Each digit has the following matchstick cost (in matches):
- 0: 6 matches
- 1: 2 matches
- 2: 5 matches
- 3: 5 matches
- 4: 4 matches
- 5: 5 matches
- 6: 6 matches
- 7: 3 matches
- 8: 7 matches
- 9: 6 matches
The plus sign and equals sign together consume 4 matchsticks. Let $$S=n-4$$ be the number of matchsticks available to form the three numbers. Count the number of distinct equations $$A+B=C$$ that can be made so that the total matchstick cost used to form the digits of A, B and C is exactly $$S$$. In the equation, the addition is performed in the usual way (digit‐by‐digit addition with possible carries).

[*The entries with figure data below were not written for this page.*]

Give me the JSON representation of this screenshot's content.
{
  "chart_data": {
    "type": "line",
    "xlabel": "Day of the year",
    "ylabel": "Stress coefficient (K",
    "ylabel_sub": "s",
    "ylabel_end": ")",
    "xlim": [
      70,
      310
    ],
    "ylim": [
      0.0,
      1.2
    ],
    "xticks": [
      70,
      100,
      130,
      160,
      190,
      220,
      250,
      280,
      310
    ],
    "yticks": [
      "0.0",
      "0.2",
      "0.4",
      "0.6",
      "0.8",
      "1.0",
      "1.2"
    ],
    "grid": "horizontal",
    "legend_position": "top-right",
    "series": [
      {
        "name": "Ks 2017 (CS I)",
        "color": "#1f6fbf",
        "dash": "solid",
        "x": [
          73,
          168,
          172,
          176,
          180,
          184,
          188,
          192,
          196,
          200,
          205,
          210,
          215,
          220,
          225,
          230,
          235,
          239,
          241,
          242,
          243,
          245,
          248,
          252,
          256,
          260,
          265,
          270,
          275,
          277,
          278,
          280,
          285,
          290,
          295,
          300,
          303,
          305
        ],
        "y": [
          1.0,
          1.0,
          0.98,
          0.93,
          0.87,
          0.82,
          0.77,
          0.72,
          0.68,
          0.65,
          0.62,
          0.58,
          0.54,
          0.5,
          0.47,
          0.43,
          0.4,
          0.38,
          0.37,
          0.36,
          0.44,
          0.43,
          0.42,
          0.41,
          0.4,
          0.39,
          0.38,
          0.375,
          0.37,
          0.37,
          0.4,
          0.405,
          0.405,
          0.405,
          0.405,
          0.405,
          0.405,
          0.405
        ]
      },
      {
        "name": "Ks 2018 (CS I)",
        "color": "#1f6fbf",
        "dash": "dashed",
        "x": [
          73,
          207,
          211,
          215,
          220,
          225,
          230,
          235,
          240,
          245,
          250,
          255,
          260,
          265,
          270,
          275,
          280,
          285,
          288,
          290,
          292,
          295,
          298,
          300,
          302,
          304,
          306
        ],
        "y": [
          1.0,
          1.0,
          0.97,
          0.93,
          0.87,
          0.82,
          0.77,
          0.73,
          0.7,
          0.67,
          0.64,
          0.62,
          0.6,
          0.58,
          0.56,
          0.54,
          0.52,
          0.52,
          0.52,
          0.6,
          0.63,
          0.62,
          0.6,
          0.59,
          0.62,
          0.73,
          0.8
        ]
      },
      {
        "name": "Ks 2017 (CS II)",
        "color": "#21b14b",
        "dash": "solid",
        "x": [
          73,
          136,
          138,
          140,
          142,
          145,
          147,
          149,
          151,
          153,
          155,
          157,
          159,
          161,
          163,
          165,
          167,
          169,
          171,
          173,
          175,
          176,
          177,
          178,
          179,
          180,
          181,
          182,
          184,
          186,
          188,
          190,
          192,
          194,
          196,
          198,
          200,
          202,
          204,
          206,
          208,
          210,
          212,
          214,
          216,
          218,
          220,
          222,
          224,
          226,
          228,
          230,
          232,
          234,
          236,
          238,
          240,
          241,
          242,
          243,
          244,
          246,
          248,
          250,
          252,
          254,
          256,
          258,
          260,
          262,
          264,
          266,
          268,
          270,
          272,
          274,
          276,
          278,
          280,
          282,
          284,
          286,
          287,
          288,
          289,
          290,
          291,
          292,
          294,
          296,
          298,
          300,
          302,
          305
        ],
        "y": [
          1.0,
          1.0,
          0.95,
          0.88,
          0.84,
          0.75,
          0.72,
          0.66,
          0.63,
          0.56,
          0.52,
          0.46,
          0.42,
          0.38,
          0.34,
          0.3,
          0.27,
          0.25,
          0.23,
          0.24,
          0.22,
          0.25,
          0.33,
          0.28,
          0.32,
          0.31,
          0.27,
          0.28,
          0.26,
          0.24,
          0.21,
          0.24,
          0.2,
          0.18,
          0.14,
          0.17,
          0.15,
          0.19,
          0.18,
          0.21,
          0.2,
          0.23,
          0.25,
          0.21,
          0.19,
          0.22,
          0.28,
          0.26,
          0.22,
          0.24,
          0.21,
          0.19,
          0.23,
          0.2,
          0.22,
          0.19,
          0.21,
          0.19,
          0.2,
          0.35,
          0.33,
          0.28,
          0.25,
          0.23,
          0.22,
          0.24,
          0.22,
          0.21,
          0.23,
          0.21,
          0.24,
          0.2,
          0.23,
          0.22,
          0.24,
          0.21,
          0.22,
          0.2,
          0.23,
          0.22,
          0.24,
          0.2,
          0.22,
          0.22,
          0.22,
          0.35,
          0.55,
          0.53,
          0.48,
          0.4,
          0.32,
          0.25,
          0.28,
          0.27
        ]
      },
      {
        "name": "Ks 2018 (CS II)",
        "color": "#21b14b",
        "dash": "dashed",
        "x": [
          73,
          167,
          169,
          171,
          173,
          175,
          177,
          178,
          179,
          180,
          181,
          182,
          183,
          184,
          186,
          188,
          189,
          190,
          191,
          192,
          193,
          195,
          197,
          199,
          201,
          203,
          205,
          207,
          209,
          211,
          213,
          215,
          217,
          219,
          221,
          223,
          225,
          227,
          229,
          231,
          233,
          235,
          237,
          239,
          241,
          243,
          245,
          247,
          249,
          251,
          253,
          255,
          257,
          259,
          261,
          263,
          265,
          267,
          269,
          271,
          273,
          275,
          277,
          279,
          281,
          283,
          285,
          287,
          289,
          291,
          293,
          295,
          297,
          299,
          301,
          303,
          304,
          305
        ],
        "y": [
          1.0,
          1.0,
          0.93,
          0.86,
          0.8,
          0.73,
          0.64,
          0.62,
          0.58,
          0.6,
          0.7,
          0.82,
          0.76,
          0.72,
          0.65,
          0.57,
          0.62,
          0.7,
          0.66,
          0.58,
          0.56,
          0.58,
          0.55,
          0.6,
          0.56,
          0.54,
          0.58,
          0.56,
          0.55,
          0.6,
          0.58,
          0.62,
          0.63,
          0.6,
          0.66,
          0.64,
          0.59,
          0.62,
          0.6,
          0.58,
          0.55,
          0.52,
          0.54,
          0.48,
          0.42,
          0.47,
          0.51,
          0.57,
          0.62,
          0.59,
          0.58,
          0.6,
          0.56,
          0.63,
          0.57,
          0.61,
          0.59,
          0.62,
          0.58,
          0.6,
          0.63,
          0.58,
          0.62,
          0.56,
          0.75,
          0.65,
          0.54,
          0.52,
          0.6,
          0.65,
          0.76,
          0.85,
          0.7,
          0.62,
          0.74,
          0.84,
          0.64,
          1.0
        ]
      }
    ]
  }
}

Input/Output requirement: The input consists of a single integer n (with n ≥ 4) and the output should be a single integer representing the number of valid equations.
Note on representation: When a number has more than one digit its highest (most significant) digit cannot be 0. For example, if a number is 0 it must be represented as "0" and not "00" or "000".
inputFormat
The input consists of a single line containing one integer n (n ≥ 4), which is the total number of matchsticks.
outputFormat
Output a single integer, which is the number of expressions of the form A+B=C that use exactly n matchsticks.